O eurodeputado e antigo ministro dos Negócios Estrangeiros da Polónia, Radek Sikorski, escreveu no Twitter: “O Gabinete dos EUA deve imediatamente, de acordo com a 25ª Emenda da Constituição, declarar Donald Trump irresponsável e suspender a sua presidência”.
Em Portugal, o primeiro-ministro António Costa escreveu na quarta-feira na sua conta do Twitter estar a acompanhar “com preocupação os desenvolvimentos em Washington”, sublinhando que “o resultado das eleições deve ser respeitado, com uma transição pacífica e ordeira do poder”.

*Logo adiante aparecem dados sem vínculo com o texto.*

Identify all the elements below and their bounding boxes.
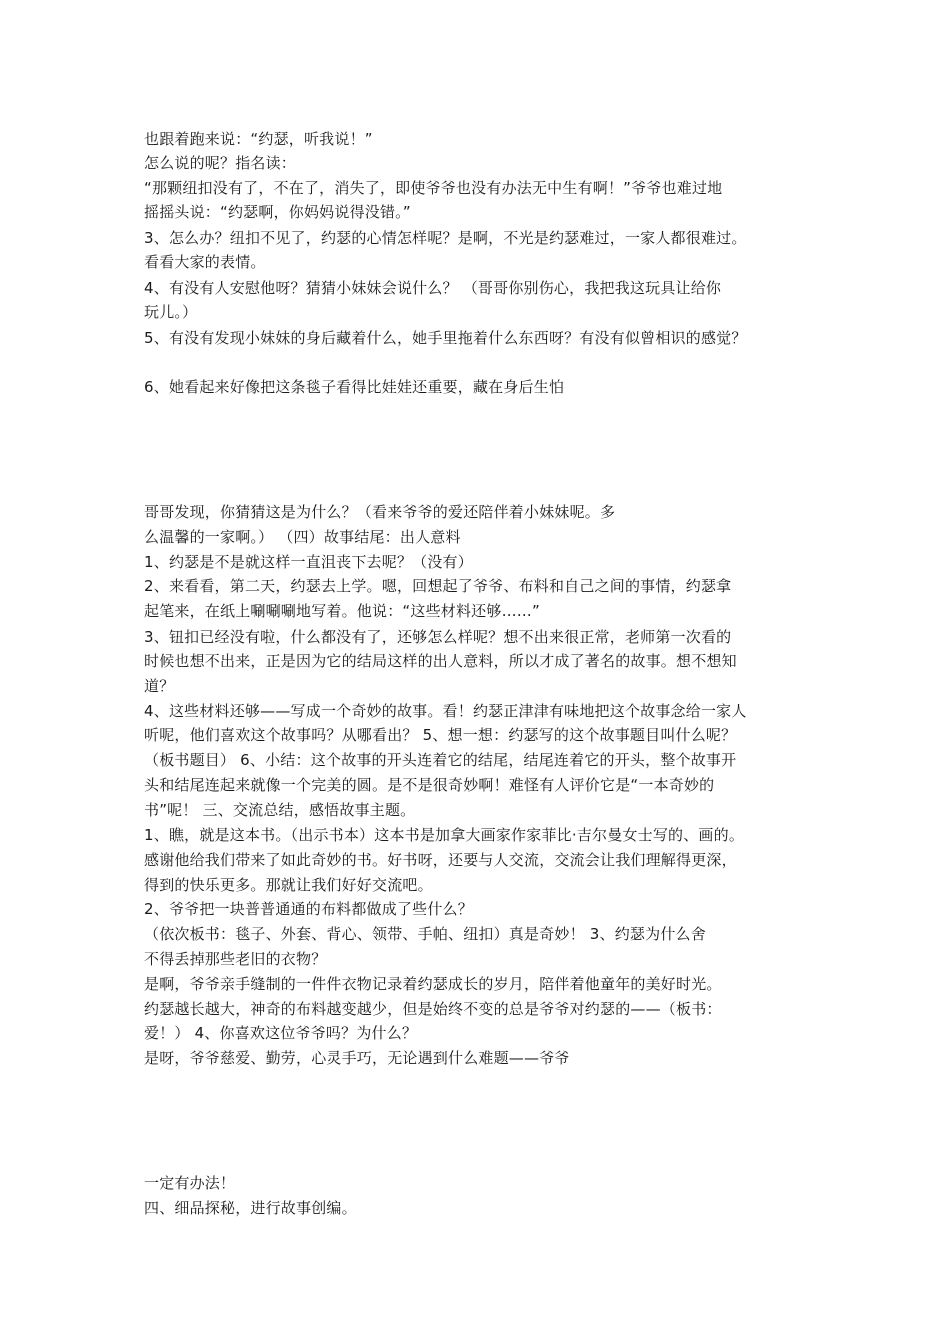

Também o ministro dos Negócios Estrangeiros mostrou-se “estupefacto” com as imagens que chegavam de Washington na tarde de quarta-feira. "Isto não são os Estados Unidos, não são as instituições democráticas norte-americanas. É a primeira vez que uma transição entre dois presidentes não se faz de uma forma ordeira e coordenada como a Constituição e as leis americanas preveem", disse Augusto Santos Silva à agência Lusa.

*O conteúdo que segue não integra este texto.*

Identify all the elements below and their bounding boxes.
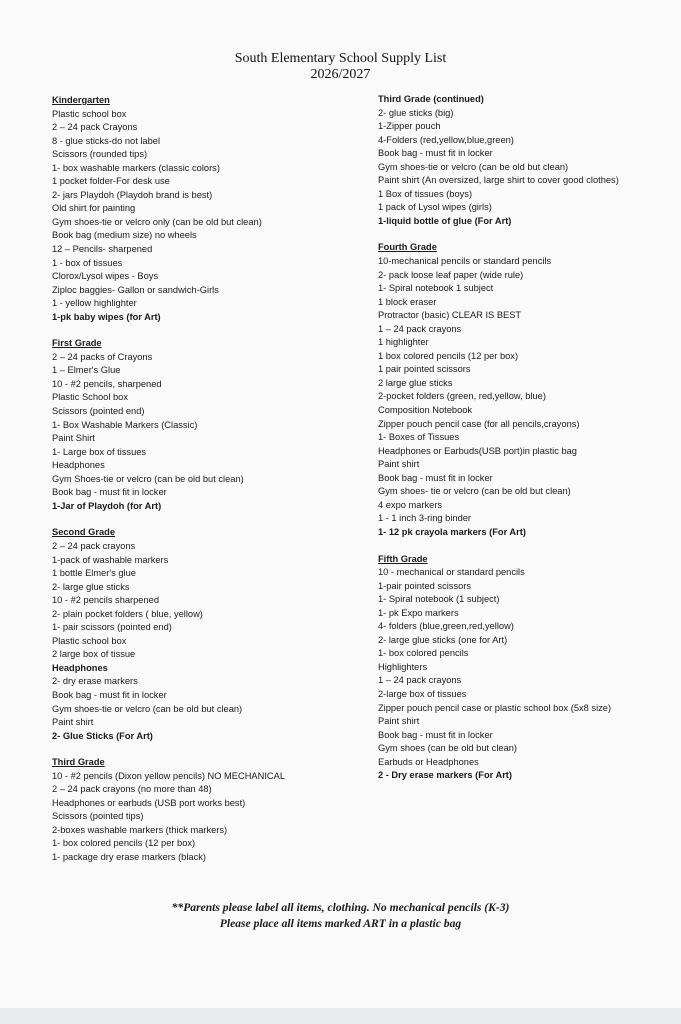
supply-item: Scissors (pointed end) bbox=[52, 406, 145, 417]
supply-item: Book bag - must fit in locker bbox=[52, 487, 167, 498]
supply-item: 2 - Dry erase markers (For Art) bbox=[378, 770, 513, 781]
supply-item: Plastic school box bbox=[52, 635, 127, 646]
supply-item: 1-Jar of Playdoh (for Art) bbox=[52, 500, 162, 511]
supply-item: Paint Shirt bbox=[52, 433, 95, 444]
supply-item: 2 – 24 pack Crayons bbox=[52, 122, 138, 133]
section-kindergarten bbox=[52, 94, 352, 324]
supply-item: Book bag (medium size) no wheels bbox=[52, 230, 197, 241]
supply-item: 2 – 24 pack crayons (no more than 48) bbox=[52, 784, 212, 795]
supply-item: 1- Boxes of Tissues bbox=[378, 432, 460, 443]
supply-item: 2- jars Playdoh (Playdoh brand is best) bbox=[52, 189, 213, 200]
left-column bbox=[52, 94, 352, 865]
supply-item: Earbuds or Headphones bbox=[378, 756, 479, 767]
section-heading: Third Grade (continued) bbox=[378, 94, 484, 104]
supply-item: 1- package dry erase markers (black) bbox=[52, 851, 206, 862]
supply-item: Protractor (basic) CLEAR IS BEST bbox=[378, 310, 522, 321]
supply-item: Scissors (pointed tips) bbox=[52, 811, 144, 822]
supply-item: 12 – Pencils- sharpened bbox=[52, 244, 153, 255]
supply-item: 1 – 24 pack crayons bbox=[378, 323, 462, 334]
supply-item: Gym shoes- tie or velcro (can be old but clean) bbox=[378, 486, 571, 497]
supply-item: Headphones bbox=[52, 460, 105, 471]
supply-item: 2- glue sticks (big) bbox=[378, 107, 454, 118]
supply-item: 1-liquid bottle of glue (For Art) bbox=[378, 215, 512, 226]
section-heading: Kindergarten bbox=[52, 95, 110, 105]
supply-item: 4 expo markers bbox=[378, 499, 443, 510]
supply-item: Gym shoes-tie or velcro (can be old but clean) bbox=[52, 703, 243, 714]
supply-item: 1-pk baby wipes (for Art) bbox=[52, 311, 161, 322]
supply-item: 1 Box of tissues (boys) bbox=[378, 188, 473, 199]
section-heading: Fourth Grade bbox=[378, 242, 437, 253]
supply-item: Scissors (rounded tips) bbox=[52, 149, 148, 160]
supply-item: Zipper pouch pencil case (for all pencils,crayons) bbox=[378, 418, 580, 429]
supply-item: Headphones or earbuds (USB port works best) bbox=[52, 797, 246, 808]
section-fourth-grade bbox=[378, 241, 678, 539]
supply-item: 2 – 24 packs of Crayons bbox=[52, 351, 153, 362]
supply-item: 1- box washable markers (classic colors) bbox=[52, 162, 220, 173]
supply-item: 1- pair scissors (pointed end) bbox=[52, 622, 172, 633]
supply-item: 10-mechanical pencils or standard pencils bbox=[378, 256, 552, 267]
supply-item: 2- pack loose leaf paper (wide rule) bbox=[378, 269, 524, 280]
supply-item: 1- Box Washable Markers (Classic) bbox=[52, 419, 198, 430]
footer-note-art: Please place all items marked ART in a plastic bag bbox=[219, 917, 462, 930]
supply-item: 1-pack of washable markers bbox=[52, 554, 169, 565]
supply-item: 2- large glue sticks (one for Art) bbox=[378, 634, 508, 645]
supply-item: 2-boxes washable markers (thick markers) bbox=[52, 824, 228, 835]
section-second-grade bbox=[52, 526, 352, 743]
supply-item: Old shirt for painting bbox=[52, 203, 136, 214]
supply-item: Gym shoes-tie or velcro (can be old but clean) bbox=[378, 161, 569, 172]
supply-item: Book bag - must fit in locker bbox=[378, 148, 493, 159]
school-year: 2026/2027 bbox=[310, 67, 371, 82]
supply-item: 4-Folders (red,yellow,blue,green) bbox=[378, 134, 514, 145]
supply-item: Paint shirt bbox=[378, 459, 420, 470]
supply-item: 2- dry erase markers bbox=[52, 676, 138, 687]
supply-item: 4- folders (blue,green,red,yellow) bbox=[378, 621, 514, 632]
footer-notes bbox=[0, 900, 681, 932]
supply-item: Paint shirt bbox=[378, 716, 420, 727]
supply-item: 10 - #2 pencils (Dixon yellow pencils) NO MECHANICAL bbox=[52, 770, 286, 781]
supply-item: 10 - #2 pencils sharpened bbox=[52, 595, 159, 606]
supply-item: 1 block eraser bbox=[378, 296, 437, 307]
supply-item: 1-Zipper pouch bbox=[378, 121, 441, 132]
section-first-grade bbox=[52, 337, 352, 513]
supply-item: Ziploc baggies- Gallon or sandwich-Girls bbox=[52, 284, 219, 295]
section-fifth-grade bbox=[378, 553, 678, 783]
supply-item: Headphones or Earbuds(USB port)in plastic bag bbox=[378, 445, 577, 456]
footer-note-label: **Parents please label all items, clothing. No mechanical pencils (K-3) bbox=[171, 901, 510, 914]
supply-item: 1 box colored pencils (12 per box) bbox=[378, 350, 519, 361]
section-heading: Third Grade bbox=[52, 757, 105, 768]
supply-item: Gym shoes-tie or velcro only (can be old but clean) bbox=[52, 216, 262, 227]
supply-item: 1 highlighter bbox=[378, 337, 429, 348]
supply-item: 1 – Elmer's Glue bbox=[52, 365, 121, 376]
supply-item: Paint shirt (An oversized, large shirt to cover good clothes) bbox=[378, 175, 619, 186]
supply-item: 2 large box of tissue bbox=[52, 649, 136, 660]
supply-item: 2 – 24 pack crayons bbox=[52, 540, 136, 551]
bottom-bar bbox=[0, 1008, 681, 1024]
supply-item: 2- Glue Sticks (For Art) bbox=[52, 730, 153, 741]
supply-item: Clorox/Lysol wipes - Boys bbox=[52, 271, 159, 282]
supply-item: 1- Large box of tissues bbox=[52, 446, 147, 457]
section-third-grade bbox=[52, 756, 352, 864]
supply-item: Book bag - must fit in locker bbox=[378, 472, 493, 483]
document-title: South Elementary School Supply List bbox=[234, 51, 447, 66]
supply-item: 1- 12 pk crayola markers (For Art) bbox=[378, 526, 526, 537]
section-heading: Second Grade bbox=[52, 527, 116, 538]
supply-item: 1 pack of Lysol wipes (girls) bbox=[378, 202, 492, 213]
supply-item: 1-pair pointed scissors bbox=[378, 580, 472, 591]
section-heading: Fifth Grade bbox=[378, 553, 428, 564]
supply-item: Plastic school box bbox=[52, 108, 127, 119]
supply-item: Zipper pouch pencil case or plastic school box (5x8 size) bbox=[378, 702, 612, 713]
document-title-block bbox=[0, 51, 681, 83]
supply-item: 1- Spiral notebook (1 subject) bbox=[378, 594, 500, 605]
supply-item: Composition Notebook bbox=[378, 405, 473, 416]
supply-item: 1- Spiral notebook 1 subject bbox=[378, 283, 494, 294]
supply-item: 10 - mechanical or standard pencils bbox=[378, 567, 525, 578]
supply-item: 1 - 1 inch 3-ring binder bbox=[378, 513, 472, 524]
supply-item: Book bag - must fit in locker bbox=[378, 729, 493, 740]
supply-item: 1 - yellow highlighter bbox=[52, 298, 137, 309]
supply-item: 2 large glue sticks bbox=[378, 377, 453, 388]
supply-item: 2-pocket folders (green, red,yellow, blue) bbox=[378, 391, 546, 402]
supply-item: 1 pocket folder-For desk use bbox=[52, 176, 170, 187]
supply-item: Book bag - must fit in locker bbox=[52, 689, 167, 700]
supply-item: 8 - glue sticks-do not label bbox=[52, 135, 161, 146]
section-third-grade-continued bbox=[378, 93, 678, 228]
right-column bbox=[378, 93, 678, 783]
supply-item: 1- pk Expo markers bbox=[378, 607, 459, 618]
supply-item: 1 - box of tissues bbox=[52, 257, 123, 268]
supply-item: 1 pair pointed scissors bbox=[378, 364, 471, 375]
supply-item: 1- box colored pencils bbox=[378, 648, 469, 659]
supply-item: Gym shoes (can be old but clean) bbox=[378, 743, 518, 754]
supply-item: 1- box colored pencils (12 per box) bbox=[52, 838, 196, 849]
supply-item: 10 - #2 pencils, sharpened bbox=[52, 378, 162, 389]
supply-item: Highlighters bbox=[378, 661, 428, 672]
supply-item: Plastic School box bbox=[52, 392, 128, 403]
supply-item: 2-large box of tissues bbox=[378, 688, 467, 699]
supply-item: Paint shirt bbox=[52, 717, 94, 728]
supply-item: 2- plain pocket folders ( blue, yellow) bbox=[52, 608, 203, 619]
supply-item: Gym Shoes-tie or velcro (can be old but clean) bbox=[52, 473, 244, 484]
supply-item: 1 – 24 pack crayons bbox=[378, 675, 462, 686]
supply-item: Headphones bbox=[52, 662, 108, 673]
supply-item: 1 bottle Elmer's glue bbox=[52, 568, 136, 579]
supply-item: 2- large glue sticks bbox=[52, 581, 130, 592]
section-heading: First Grade bbox=[52, 338, 102, 349]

“Trump explodiu com a democracia americana”
Nem todos os líderes mundiais condenaram os acontecimentos na capital norte-americana.
O Presidente brasileiro Jair Bolsonaro continua a apoiar Donald Trump e reiterou as alegações infundadas de fraude eleitoral. “Há muitas denúncias de fraude eleitoral”, disse Bolsonaro.
“Trump explode com a democracia americana”, disse Eliane Cantanhêde, uma conhecida comentadora política brasileira. “Um dia que ficará para a história. Um Presidente a ser deitado no caixoto do lixo da história”, acrescentou a comentadora.
Em Israel, o primeiro-ministro Benjamin Netanyahu descreveu as cenas de violência do Capitólio em Washington como "um ato escandaloso" e defendeu que devem ser "vigorosamente condenadas".
"Não tenho nenhuma dúvida de que a democracia norte-americana vai triunfar", acrescentou Netanyahu.
Na Rússia, o Presidente da Comissão de Negócios Estrangeiros do Senado considera que a democracia norte-americana anda à deriva.
"O partido que perdeu [Partido Republicano] tem razões mais do que suficientes para acusar os vencedores de falsificações. É evidente que a democracia americana 'anda de um lado para o outro'", disse Konstantin Kosatchev, em Moscovo.
O Irão encara a invasão no Capitólio como uma demonstração da “frágil e vulnerável” democracia ocidental. O Presidente iraniano Hassan Rouhani criticou ainda o "populismo", referindo-se aos apoiantes do chefe de Estado norte-americano.
No final da cerimónia formal no Congresso, o Presidente cessante prometeu uma “transição ordeira” a 20 de janeiro, mas continuou a desacreditar o resultado eleitoral.